I think it really depends on how you interacted with your exes while dating/being with your husband, whether you had previous arguments with your husband regarding your exes, how you and your husband handled those “arguments”, etc.
I had similar experience with my Fiance, in that I eventually asked Fiance to not mention his ex.
However, our situation was as such:
When Fiance and I just started dating, he casually told me things about his ex, such as what she said to him, what he did with her, what they did together etc.
She was his first long term relationship.
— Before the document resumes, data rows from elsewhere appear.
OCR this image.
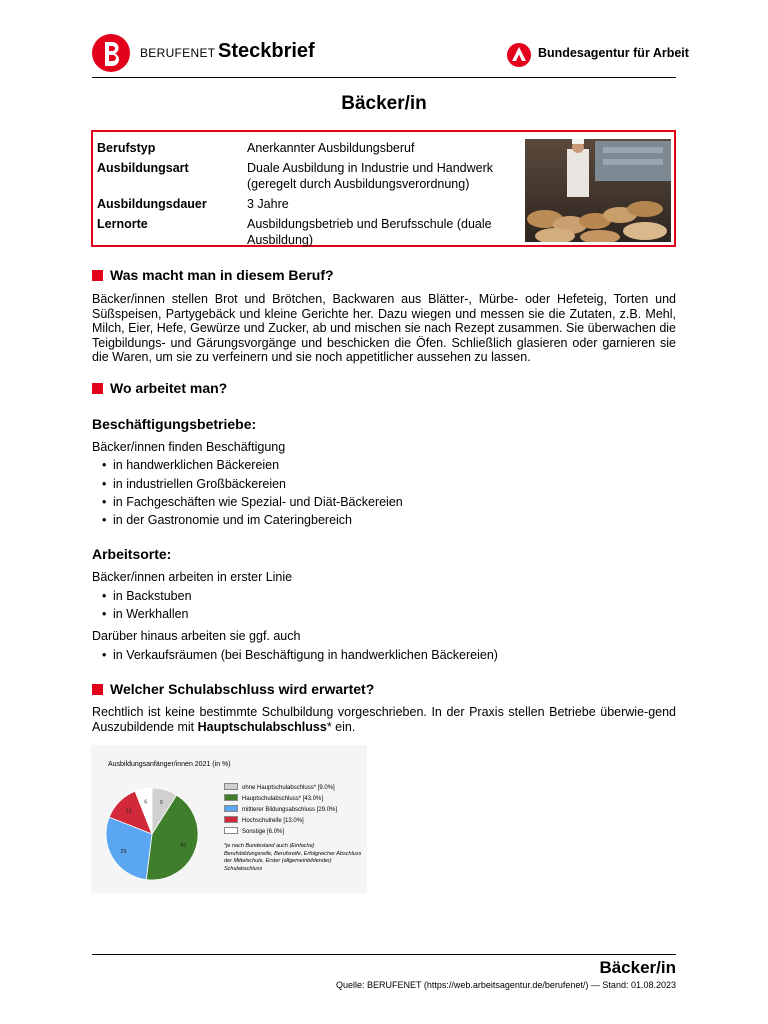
BERUFENET Steckbrief	Bundesagentur für Arbeit
Bäcker/in
Berufstyp	Anerkannter Ausbildungsberuf
Ausbildungsart	Duale Ausbildung in Industrie und Handwerk (geregelt durch Ausbildungsverordnung)
Ausbildungsdauer	3 Jahre
Lernorte	Ausbildungsbetrieb und Berufsschule (duale Ausbildung)
Was macht man in diesem Beruf?
Bäcker/innen stellen Brot und Brötchen, Backwaren aus Blätter-, Mürbe- oder Hefeteig, Torten und Süßspeisen, Partygebäck und kleine Gerichte her. Dazu wiegen und messen sie die Zutaten, z.B. Mehl, Milch, Eier, Hefe, Gewürze und Zucker, ab und mischen sie nach Rezept zusammen. Sie überwachen die Teigbildungs- und Gärungsvorgänge und beschicken die Öfen. Schließlich glasieren oder garnieren sie die Waren, um sie zu verfeinern und sie noch appetitlicher aussehen zu lassen.
Wo arbeitet man?
Beschäftigungsbetriebe:
Bäcker/innen finden Beschäftigung
• in handwerklichen Bäckereien
• in industriellen Großbäckereien
• in Fachgeschäften wie Spezial- und Diät-Bäckereien
• in der Gastronomie und im Cateringbereich
Arbeitsorte:
Bäcker/innen arbeiten in erster Linie
• in Backstuben
• in Werkhallen
Darüber hinaus arbeiten sie ggf. auch
• in Verkaufsräumen (bei Beschäftigung in handwerklichen Bäckereien)
Welcher Schulabschluss wird erwartet?
Rechtlich ist keine bestimmte Schulbildung vorgeschrieben. In der Praxis stellen Betriebe überwie-gend Auszubildende mit Hauptschulabschluss* ein.
Ausbildungsanfänger/innen 2021 (in %)
9
43
29
13
6
ohne Hauptschulabschluss* [9.0%]
Hauptschulabschluss* [43.0%]
mittlerer Bildungsabschluss [29.0%]
Hochschulreife [13.0%]
Sonstige [6.0%]
*je nach Bundesland auch (Einfache) Berufsbildungsreife, Berufsreife, Erfolgreicher Abschluss der Mittelschule, Erster (allgemeinbildender) Schulabschluss
Bäcker/in
Quelle: BERUFENET (https://web.arbeitsagentur.de/berufenet/) — Stand: 01.08.2023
Fiance was/is my first and only serious relationship.
I constantly reminded me to not tell me stories of her, because it makes me feel terrible, and makes me compare myself to her, and wonder stupid stuff like “did he do this with her too?” and “there is no first for him”. I was very bitter, because time and time again, I felt that while everything we said/did/shared was so precious and special to me because everything was a first for me, to my Fiance, it was one of those “been there done it” – esp when he didn’t want to celebrate valentine’s day and I found out later that he and his ex used to buy each other stuff and write each other cards for V-day.
Then I found female products lying around his bathroom, found a whole mound of love letters and cards she wrote to him while cleaning the house with him, saw a whole bunch of pictures of her on his personal website (though very casual ones along with general pics) – and at some point, Fiance even told me “I saw that my ex got a new bf on FB, and it made me sad”.
Of course, when I constantly came to tears and told him that it hurts me very badly, that he is inevitably making me feel horrible by leading me to compare myself to her, etc, all he would say is that he has no feelings for her and that I’m the only one for him.
However, when things happen to you over and over again, wounds don’t heal properly. No mater how many times he tells you that “you are the only one”, you start doubting those words, and you are reminded of past things when a new thing happens.
One good thing was that we both decided to get rid of our FBs in the beginning of our relationship – so the whole ordeal of “contacting (or stalking) an ex” was gone.
But eventually, it came to the point where I had nightmares of this ex of his – and I’ve never even met her. It was as if I was being haunted by her shadow, and it was killing me inside. I just couldn’t get her out of my stinking head. Fiance had made enough mistakes that his ex became a part of our relationship, in a very negative, weird way.
No doubt, I love my Fiance and he loves me very much – but the simple mistakes he made in the beginning of our relationship (which he thought nothing of – he was coming out of his first long term relationship and he didn’t know how to end it, sweep it aside, and start a new relationship on a clean slate. And I of course, did not understand why or how he could leave those things around for me to see so plainly, say those kinds of words to me – especially because I have never experienced a proper relationship before meeting him) scarred me so badly that it took me a very very long time to get over with.
After we got engaged, Fiance took his time to organize all of his pictures (on his computer), so that I won’t need to see any pics of him and his ex. They’ve dated for 4-5 years, so there were tons of pictures of them traveling together, etc – but he took his time to organize them and tuck them away – because he understood how much it hurt me before.
Now he understands me more, and I am more understanding of him.
He apologized for hurting me and making me cry from his insensitive mistakes, and I apologized for not being able to understand and accept his previous relationship.
But I think it worked out for us because there was that mutual understanding and apology.
Had Fiance pushed the whole “hey, she’s my past and i got no feelings for her, so get over it. I’m going to continue exactly the way I’ve been, even though it hurts you.”, I would’ve left him, and left him with full of scars.